Number of cases reported in Ireland (2013): 2,133

What is it?

As its name suggests, genital warts are warts largely found in the genital region, although they can also be found further afield. They are the result of two strains of the human papillomavirus (HPV) – since 80% of the world’s population will contract one of the 100 strains of HPV, it’s certainly a virus worth knowing about.

Short-term impact

Genital warts tend to cluster together and can vary wildly in size.

In women, they tend to group around the vulva or the opening of the vagina. However, they can also occur on the cervix and within the vagina, as well as in the groin and rectum.

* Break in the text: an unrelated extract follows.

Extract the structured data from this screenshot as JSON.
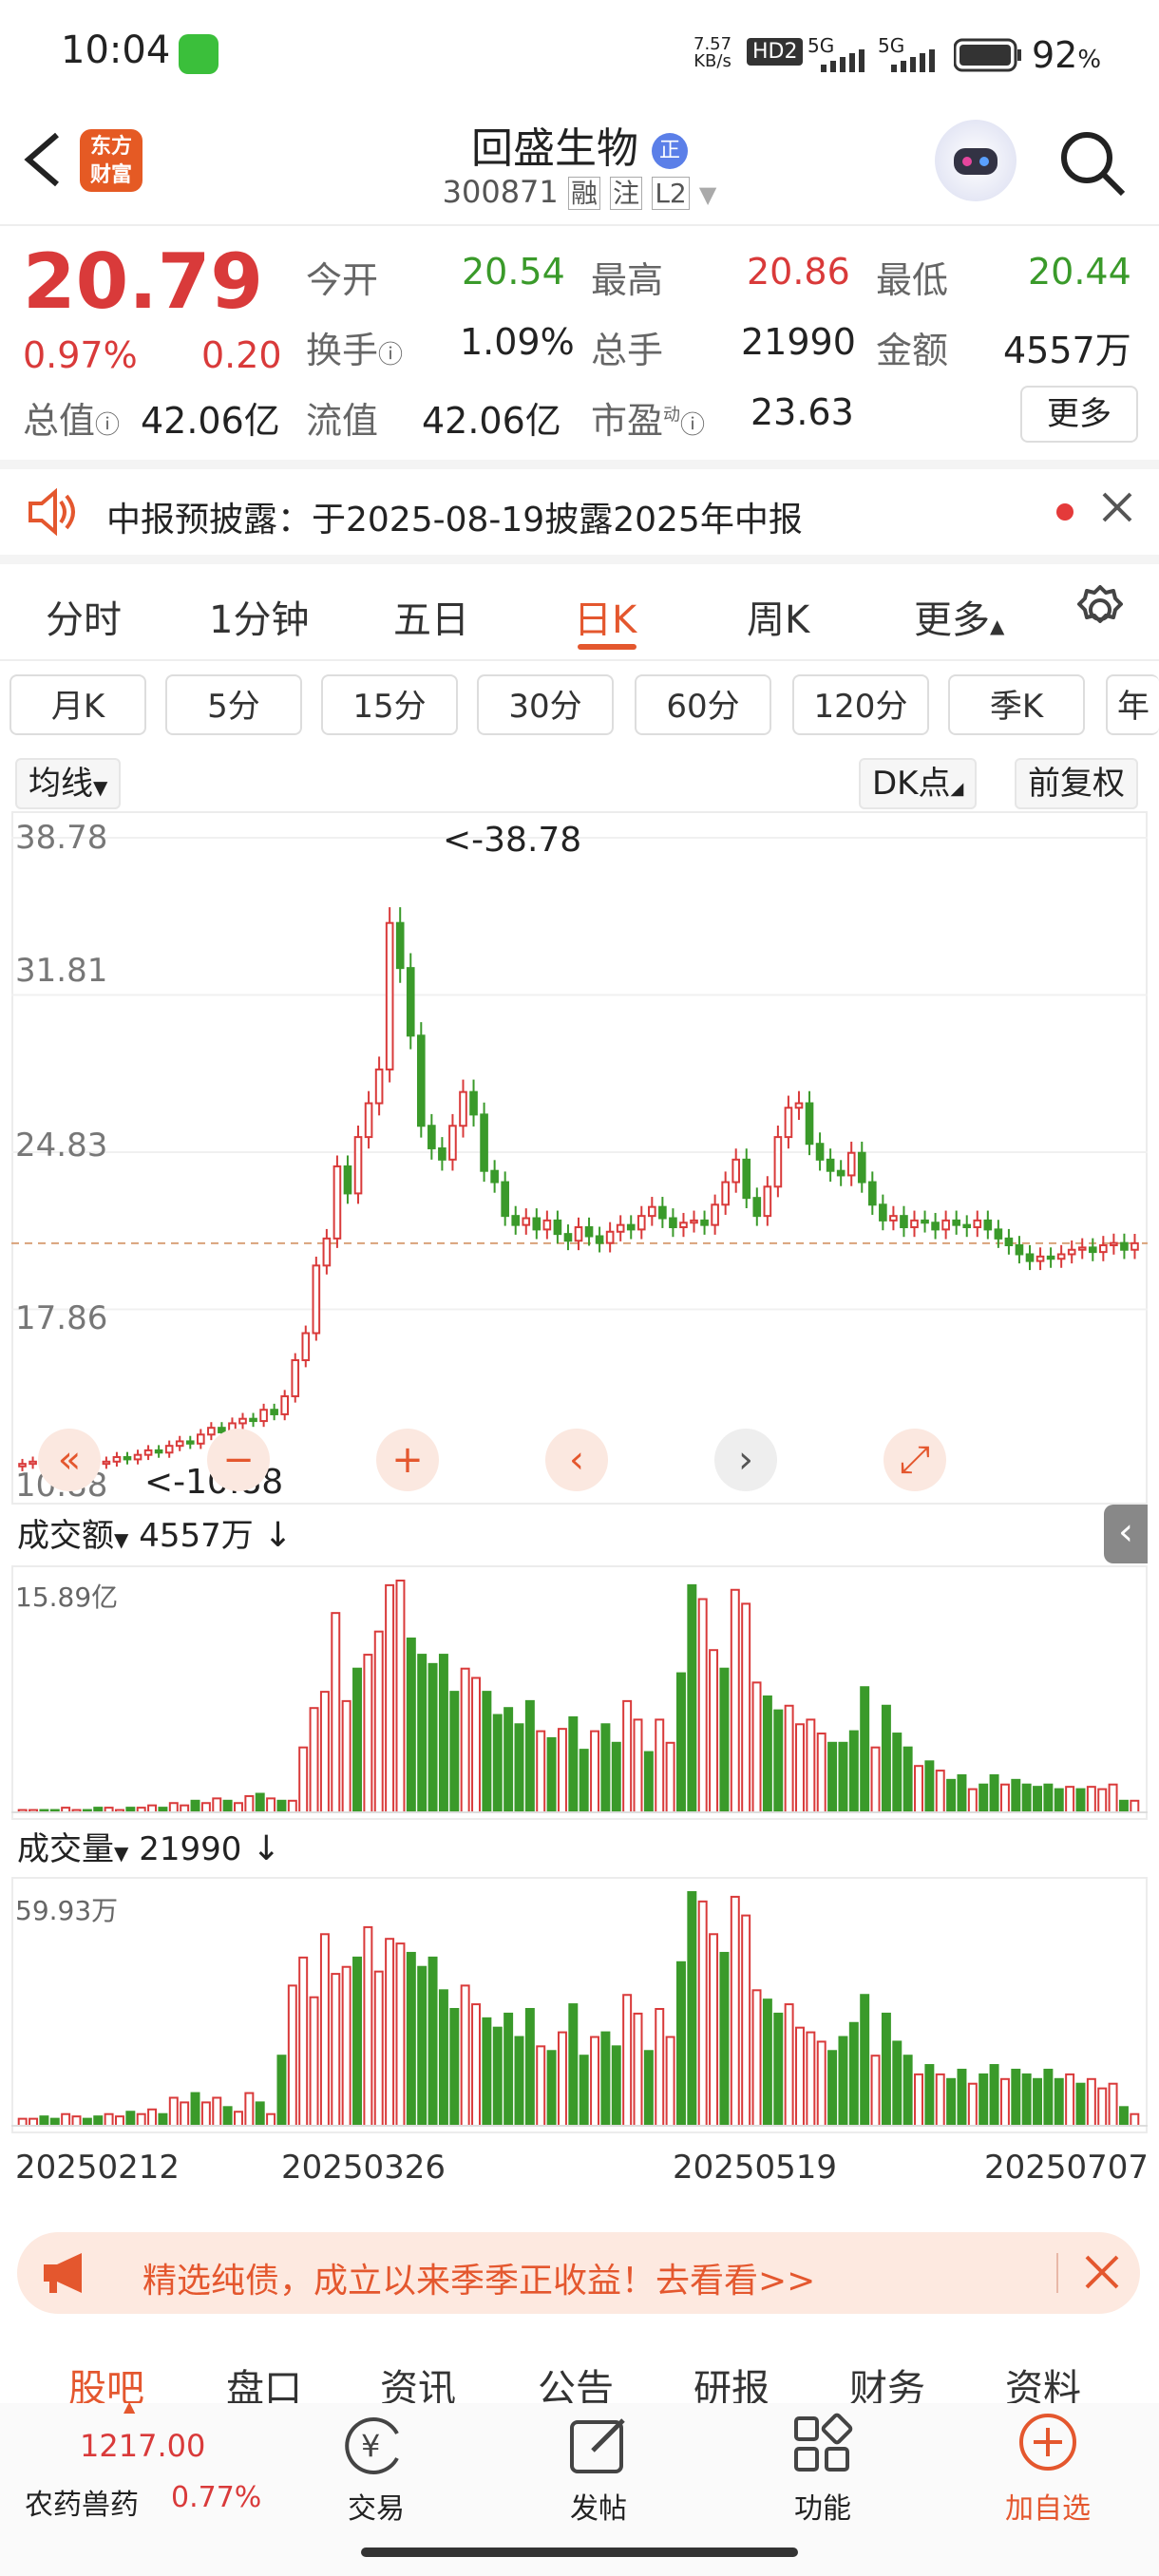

In men, genital warts occur most commonly around the anus or on the tip of the penis. However, you should also watch out for them around the scrotum, in the anus and within the urethra.

Long-term impact

Unlike chlamydia and gonorrhoea, genital warts are essentially harmless. There is no evidence linking them to loss of fertility, and whilst they can be painful and itchy they don’t bring any added health risks.

Of course, many people find them extremely unpleasant aesthetically and this can lead to a loss of confidence and distress.

Most cases of cancer of the cervix (the neck of the womb) are caused by HPV. As such, it is important for women to have regular cervical screening tests.

 

The risk of catching all of the above can be reduced by wearing a condom, although this will not protect you against skin-to-skin transmission completely.

Whether you’re male or female, consider taking an STI test to make sure you’re in the all-clear. Understand the risks, make sure you’re protected against STIs, and get tested if you’re unsure. It’s not worth leaving it untreated!